Barristers who outsource work must not “ask for or accept” any payment from third parties, the Bar Council has warned.
However, third parties can “for commercial reasons” offer services to barristers at lower than normal rates, so long as the “entire benefit” is passed to lay clients.
In new guidance on outsourcing published on its website, the Bar Council said this could include using paralegals, external clerking or administration services.
The Bar Council reminded barristers that they were banned under the Bar Standards Board Handbook from “offering, promising or receiving commissions, referral fees and gifts” which might “reasonably be seen” as compromising their independence.
Where barristers outsource work to a third party, the Bar Council said it would be a breach of their duties for them to “ask for or accept” any payment, “irrespective of whether the technical definition of a ‘referral fee’ in the Handbook would catch some payments”.
Barristers were also advised to consider the impact of outsourcing on their own fees. “One thing that you cannot do is simply charge for work at your hourly rate if you have paid someone else to do that work.”

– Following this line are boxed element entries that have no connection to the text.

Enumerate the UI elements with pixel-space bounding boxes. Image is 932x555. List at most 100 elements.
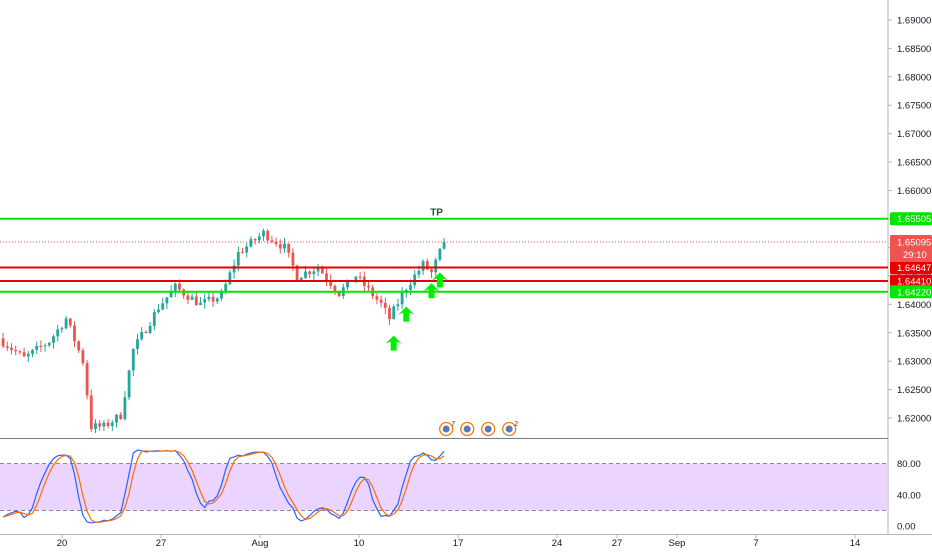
candle-body — [161, 303, 165, 310]
oscillator-tick-label: 0.00 — [897, 522, 916, 533]
candle-body — [430, 269, 433, 273]
stochastic-d-line — [2, 450, 445, 523]
candle-body — [115, 414, 118, 423]
candle-body — [148, 325, 152, 333]
candle-body — [295, 265, 299, 281]
candle-body — [379, 299, 383, 303]
candle-body — [123, 397, 127, 420]
time-tick-label: 10 — [354, 538, 365, 549]
candle-body — [232, 265, 236, 273]
price-tick-label: 1.67500 — [897, 101, 931, 112]
candle-body — [262, 230, 265, 237]
tp-annotation: TP — [430, 208, 443, 219]
candle-body — [211, 296, 215, 302]
candle-body — [434, 259, 438, 273]
candle-body — [152, 312, 156, 326]
candle-body — [203, 299, 207, 303]
candle-body — [316, 268, 320, 272]
candle-body — [56, 329, 60, 337]
candle-body — [245, 246, 249, 253]
candle-body — [220, 292, 223, 299]
level-label-bg — [890, 274, 932, 288]
candle-body — [127, 370, 131, 398]
candle-body — [39, 345, 43, 347]
candle-body — [77, 341, 81, 351]
candle-body — [400, 292, 404, 305]
price-tick-label: 1.63000 — [897, 357, 931, 368]
price-tick-label: 1.69000 — [897, 15, 931, 26]
candle-body — [60, 328, 64, 330]
oscillator-tick-label: 80.00 — [897, 459, 921, 470]
candle-body — [320, 268, 324, 274]
candle-body — [270, 240, 274, 242]
candle-body — [236, 251, 240, 266]
candle-body — [140, 331, 144, 340]
price-tick-label: 1.64000 — [897, 300, 931, 311]
time-tick-label: 24 — [552, 538, 563, 549]
candle-body — [312, 271, 316, 275]
candle-body — [94, 423, 97, 430]
candle-body — [194, 296, 198, 306]
time-tick-label: 27 — [612, 538, 623, 549]
event-marker-count: 7 — [451, 421, 455, 428]
price-tick-label: 1.62000 — [897, 414, 931, 425]
countdown-label: 29:10 — [903, 250, 927, 261]
candle-body — [421, 261, 425, 271]
event-marker-dot — [484, 425, 492, 433]
candle-body — [106, 422, 110, 427]
level-label-bg — [890, 212, 932, 226]
candle-body — [207, 296, 211, 300]
time-tick-label: Aug — [252, 538, 269, 549]
level-label: 1.65505 — [897, 214, 931, 225]
candle-body — [1, 338, 5, 347]
candle-body — [215, 298, 219, 302]
candle-body — [425, 261, 429, 270]
candle-body — [266, 230, 270, 241]
time-tick-label: 7 — [753, 538, 758, 549]
candle-body — [274, 241, 278, 245]
level-label-bg — [890, 285, 932, 299]
candle-body — [438, 248, 442, 260]
candle-body — [14, 349, 18, 352]
candle-body — [190, 296, 194, 300]
candle-body — [98, 423, 102, 427]
candle-body — [337, 291, 341, 296]
candle-body — [110, 422, 114, 427]
candle-body — [73, 325, 76, 342]
time-tick-label: 20 — [57, 538, 68, 549]
candle-body — [26, 353, 30, 357]
candle-body — [199, 302, 202, 306]
buy-arrow-icon — [385, 335, 402, 351]
time-tick-label: Sep — [669, 538, 686, 549]
candle-body — [43, 345, 47, 347]
candle-body — [392, 306, 396, 320]
candle-body — [278, 244, 282, 249]
buy-arrow-icon — [398, 306, 415, 322]
candle-body — [85, 363, 89, 396]
candle-body — [388, 307, 391, 320]
event-marker-dot — [505, 425, 513, 433]
time-tick-label: 17 — [453, 538, 464, 549]
candle-body — [325, 273, 328, 281]
event-marker-dot — [463, 425, 471, 433]
price-tick-label: 1.66500 — [897, 158, 931, 169]
candle-body — [186, 295, 190, 300]
candle-body — [165, 297, 169, 304]
candle-body — [10, 347, 13, 350]
candle-body — [358, 276, 362, 278]
candle-body — [81, 350, 85, 364]
candle-body — [396, 304, 400, 307]
candle-body — [409, 285, 412, 290]
time-tick-label: 27 — [156, 538, 167, 549]
buy-arrow-icon — [423, 283, 440, 299]
price-tick-label: 1.63500 — [897, 328, 931, 339]
candle-body — [35, 345, 39, 350]
candle-body — [417, 270, 421, 275]
candle-body — [299, 277, 303, 281]
candle-body — [224, 284, 228, 293]
candle-body — [367, 285, 370, 288]
candle-body — [136, 339, 139, 349]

The Bar Council said its “current understanding” was that a third party’s fees or charges incurred for support services related to legal services could be treated “in the same way as other outgoings, such as chamber’s rent or travel expenses” for tax purposes.
However, this assumed that the third party was an independent contractor rather than an employee.
It warned of the dangers of conflicts of interest where barristers outsource work to someone with whom there was “a close professional or personal relationship” or someone with whom they already had a financial relationship, such as a service company in which the chambers had invested.
“The same will be true if you do not engage that third party yourself, but you suggest or recommend a particular third party to your lay client.
“There is no prohibition on using the services of a third party in these circumstances. Indeed, your client may well be relying on your experience to identify someone whom you know personally to be well-equipped to provide the necessary service.”
In this case, the Bar Council said that in order to avoid any conflict of interest, barristers must ensure clients were not misled as to any interest or relationship which existed.